At this point, I get so much email that I've had to "hire" my wife to help me go through it all (it's true, I actually "pay" her). But I wouldn't trade that volume of email for anything. I hear the most interesting and heart-felt stories, talk to really smart people, and, hopefully, help people achieve their dreams through tutoring, seminars, and simple email exchanges.

And, really, you have to be happy with that as a temporary consolation prize. Until you've reached your goal, it's difficult some times to keep up the content production. You may drag your feet and wonder why you started any of this. Then you get that email that reminds you why you started writing in the first place or the tweet from that guy/gal you idolize telling you your project/article interested them.
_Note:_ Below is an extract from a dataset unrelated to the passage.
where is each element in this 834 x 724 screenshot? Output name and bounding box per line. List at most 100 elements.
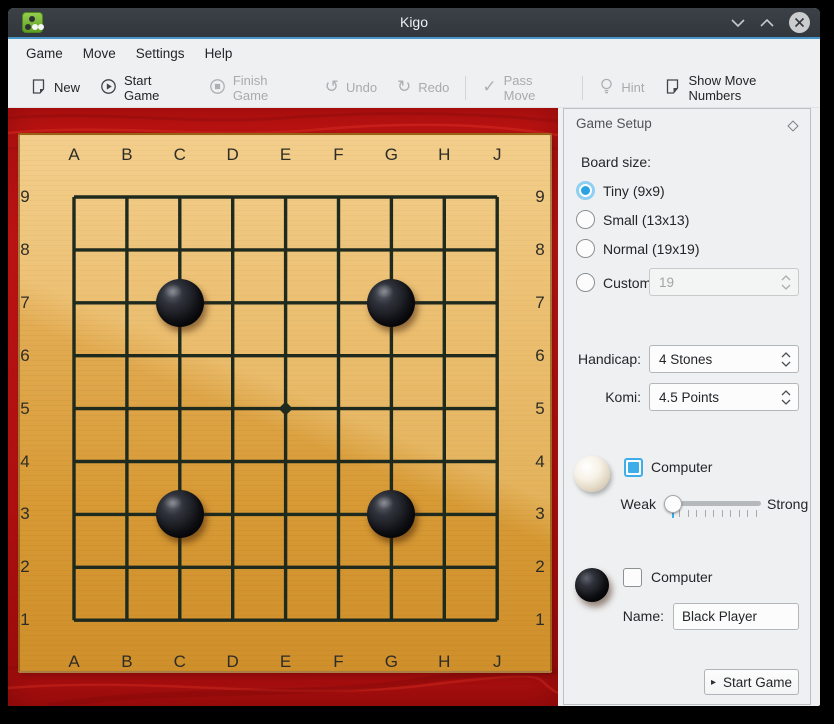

That has to be enough to hold you over until you've reached your goal. You have to enjoy the ride. Otherwise you'll burn out quickly.

Find Your Own Way

Lastly, as you'll see, becoming "Internet Famous" is a deeply personal experience. I say this without hyperbole: you may find becoming well known the most difficult event you've ever had to deal with. It's not for everyone, and certainly there is no blueprint for success.

The suggestions we talked about in the article, that is:

  • Play To Your Strengths
  • Realize Everything Takes Time
  • Become A Content Factory
  • Set Realistic, But Aggressive, Goals
  • Enjoy The Ride

are a list of what worked for me, but that doesn't mean it will work for you, or that some other way wouldn't have worked better for me. But on my journey, I've come to realize what I really love doing (teaching, specifically programming), and I wouldn't have done so on your journey.

So take all of this with a grain of salt. You need to find your own way, but it can be done from scratch. You didn't know me in 2012, but the fact that you're reading this at all means that, in a small way, you know me now. And that's all I really wanted.